The decisions of small firms to offer health insurance are fairly sensitive to the tax subsidization of insurance prices. Moreover, among firms that offer health insurance, the level of insurance spending is very sensitive to tax subsidies.
In 1987, 14.8 percent of non-elderly Americans were without health insurance. By 1997, 18 percent of the non-elderly population did not have health insurance, a 25 percent increase. Despite a recent decrease in that percentage, 40 million non-elderly Americans still lack health insurance. A common prescription for reducing the number of uninsured is to introduce new tax subsidies for health insurance costs. Yet federal and state governments already spend over $100 billion annually in subsidies to health insurance, by excluding employer spending on health insurance from taxable employee wages.

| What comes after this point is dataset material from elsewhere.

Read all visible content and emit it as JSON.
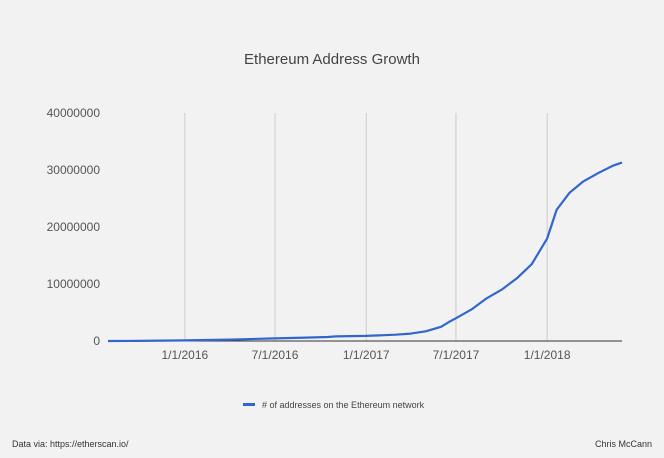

In Taxes and Health Insurance (NBER Working Paper No. 8657), NBER Research Associate Jonathan Gruber investigates what we have learned about the effects of the existing tax subsidy to health insurance, and what it implies for future tax policy towards the uninsured. He documents that the primary reason employees are uninsured is that they are not offered insurance in the workplace. Small and low wage firms in particular are unlikely to offer insurance. Take-up of insurance when offered, in contrast, is quite high in all types of firms.
Gruber notes that there are a variety of avenues through which tax policies can affect insurance status, and he reviews the evidence on responsiveness along these dimensions. He concludes that the decisions of small firms to offer health insurance are fairly sensitive to the tax subsidization of insurance prices. Moreover, among firms that offer health insurance, the level of insurance spending is very sensitive to tax subsidies; this partly reflects a shifting of costs to employees as employer spending is less subsidized.
On the other hand, worker decisions to take-up insurance do not appear to be price sensitive. There does seem to be some scope for substitution between private and public coverage as the relative subsidies of these forms of insurance change, as well as scope for switching coverage across spouses. But there remain important unanswered questions, particularly about the sensitivity of the uninsured to subsidies to the price of insurance, and how the insurance market would react to widespread subsidies.
Gruber draws on this evidence to discuss its policy implications. His findings suggest that removing or reducing the existing tax subsidy to employer-provided health insurance could lead to significant increases in the number of uninsured. For example, completely removing the tax subsidy to health insurance would lead to 22 million workers losing their employer-provided insurance coverage. Likewise, subsidies to small and low wage employers to offer insurance could significantly increase insurance coverage.
But subsidies to employee spending on insurance are unlikely to be an effective route, since take-up among eligible employees is already so high and their take-up decisions do not appear to be price sensitive. Subsidies to non-group insurance purchase would allow significant numbers of uninsured to purchase insurance, but would also subsidize the existing spending by those holding non-group insurance, and would potentially erode the group market. Given the high costs of insurance in the non-group market, subsidizing insurance in that market may be a very costly means of reducing the number of uninsured.